- Associated Press - Sunday, February 23, 2020

FLORENCE, Ala. (AP) - Cole Kelley grinned widely and waved Saturday (Feb. 15) as his head kept swiveling from one direction to the other to take in the amazing view surrounding him.

Hundreds of family members, friends, Mars Hill School classmates and other members of the community lined both sides of the school’s parking lot to welcome the 8-year-old home.

The Mars Hill student and his parents, John and Caroline Kelley, had been away from home for 15 months while he has battled a rare disease.

That included a 460-day stay at the National Institutes of Health facility in Bethesda, Maryland, which is one of the few facilities with experience treating the disease dada2, which is a deficiency of the adenosine deaminase 2 (ADA2) enzyme.

According to dada2.org, the disease causes “recurrent strokes, severe systemic inflammation, immune deficiency, and damage to many of the body’s tissues and organs.”

The community organized the homecoming parade, which included an escort from Florence’s police and fire departments, as well as people dressed in superhero outfits.

Along with Cole’s classmates, Mars Hill High School cheerleaders joined the crowd, as did the school’s football players, who showed up in their jerseys. The long reception line spanned the length of the parking lot coming off Cox Creek Parkway.

The procession made two laps through the parking lot amid loud cheers and flowing tears from the congregation before the family, clearly emotional from the outpouring, drove home.

“It’s been amazing,” Cole’s cousin, Sara Beth Searcy, said while wearing a “Best Day Ever” shirt she bought during a Disney World trip Cole and the family took before his long hospital stay.

“This whole community has supported us from the very beginning,” she said. “We could not have gotten through this without this entire community wrapping their arms around us.”

Cole classmate Rogan Willingham held a sign that read “God answered our prayers.”

“He’s prayed, I don’t know how many times a day, for Cole,” his mother, Ginger Willingham, said.

“I’m glad he’s back,” Rogan said, adding he looks forward to being able to “play with him and all kinds of stuff.”

“I was praying for him a lot,” he said.

There were numerous other signs with messages, such as “Sweet Home, Alabama,” “Super Cole” and “Welcome home, Buddy.”

Emily Stutts, a friend of the family who helped organized the welcome, and fellow member of Jackson Heights Church of Christ, said Cole has been sick since he was 2 months old.

He had a bone transplant at the National Institutes.

“He lived off of having blood transfusions because his body did not make red blood cells,” Stutts said. “After a while that became risky because his body can’t filter out all the iron. So a bone marrow transplant was the only answer.”

He was enrolled in the “Be the Match” bone marrow registry and was a match with a young man from Australia, who had volunteered to join the registry.

“He was able to give the bone marrow and they flew it over to Maryland and did the transplant,” Stutts said. “It didn’t take initially, and Cole has had three stem-cell transplants, all from the one donation from the Australian man.

“The fact that he’s coming home is a miracle, because he had some very, very scary times that they didn’t think he would survive. He had zero immune until Christmas day. That day his immune response occurred.”

She said John and Caroline often talk about the amazing support they have been receiving back home. A community spaghetti supper, T-shirt sales and a Christmas fundraising event are among methods supporters have used to provide financial assistance for the parents, who have not been able to work during their son’s hospitalization.

“The people at the hospital there can’t believe the support that they’ve been given from this community,” Stutts said. “They told them they see people from all over the world, but they’ve never seen the outpouring of love like they saw for the Kelleys.

“They deserve it. They’re such good people.”

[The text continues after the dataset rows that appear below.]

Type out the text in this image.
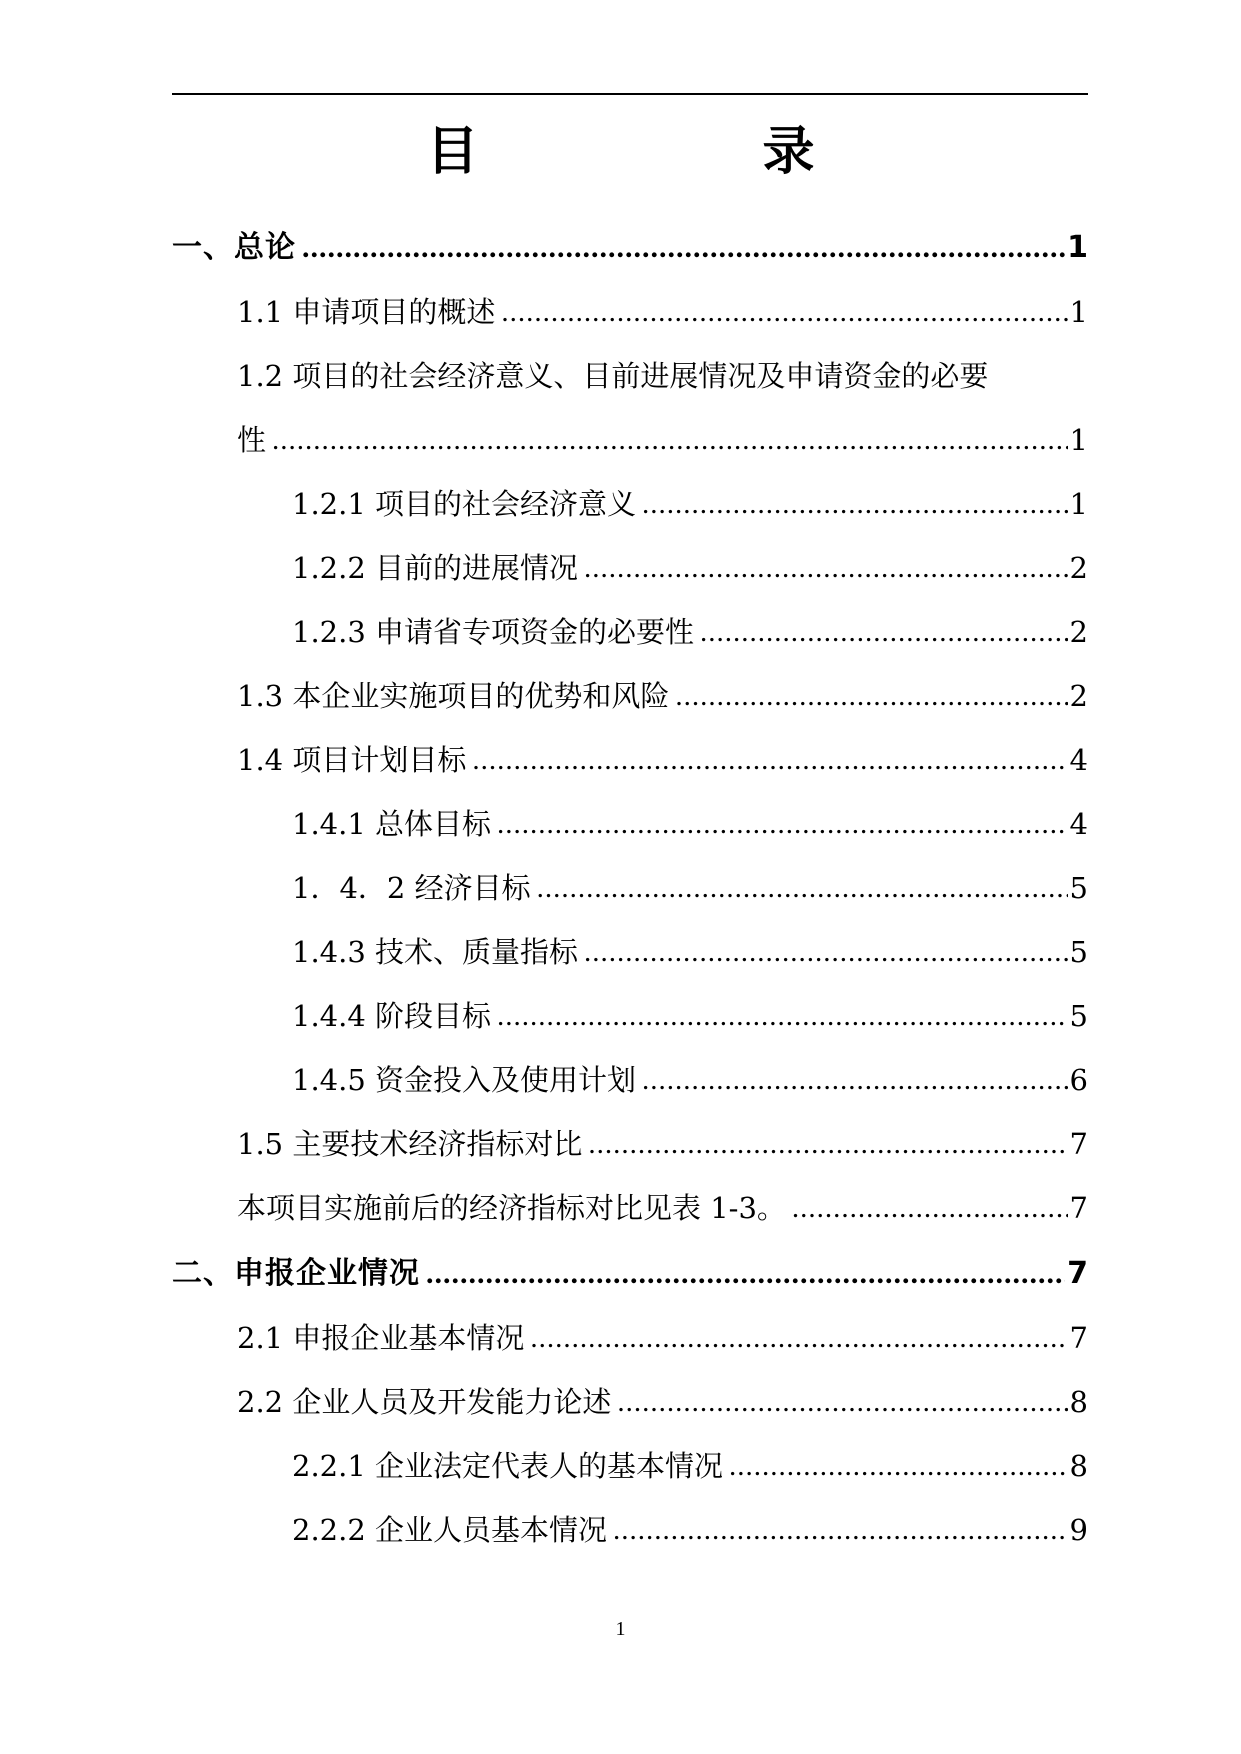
目　　录
一、总论 .....	1
1.1 申请项目的概述 .....	1
1.2 项目的社会经济意义、目前进展情况及申请资金的必要
性 .....	1
1.2.1 项目的社会经济意义 .....	1
1.2.2 目前的进展情况 .....	2
1.2.3 申请省专项资金的必要性 .....	2
1.3 本企业实施项目的优势和风险 .....	2
1.4 项目计划目标 .....	4
1.4.1 总体目标 .....	4
1．4．2 经济目标 .....	5
1.4.3 技术、质量指标 .....	5
1.4.4 阶段目标 .....	5
1.4.5 资金投入及使用计划 .....	6
1.5 主要技术经济指标对比 .....	7
本项目实施前后的经济指标对比见表 1-3。 .....	7
二、申报企业情况 .....	7
2.1 申报企业基本情况 .....	7
2.2 企业人员及开发能力论述 .....	8
2.2.1 企业法定代表人的基本情况 .....	8
2.2.2 企业人员基本情况 .....	9
1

Florence company High Cotton Homes provided assistance in a major way, Stutts said.

“They had to have all new heating and air units and vents put in and a water purification system, all new flooring and all new duct work because of his immune system,” she said. “High Cotton took that on, got donations and completely remodeled his room and made it so Cole would have his own bathroom to help with germ prevention.”

Cole still is susceptible to sickness and will continue to have medical appointments, Stutts said.

“His liver was damaged from the transplant so he’s going to go to Vanderbilt for them to check his liver,” she said. “There’s still things that need to be addressed, but as far as his bone marrow, that is doing OK.”

Stutts said Cole’s disease has not kept him down.

“He is full of life,” she said. “He’s a happy kid. Even though he’s been sick, if you had seen him, you would have never know it. He’s made a huge impact on the people at the National Institutes for Health because no child’s been there that long. That became his family. They had a going-away party at one of the doctor’s homes.”

The emotions of Saturday’s homecoming were obvious among the crowd, many of whom hugged one another and cried.

“The one thing I kept hearing from everybody is it was more emotional than they through it would be,” said Ronnie Pannell, family minister at Jackson Heights. “It’s been a big show of love. Mars Hill loves Cole Kelley, there’s no doubt about that.”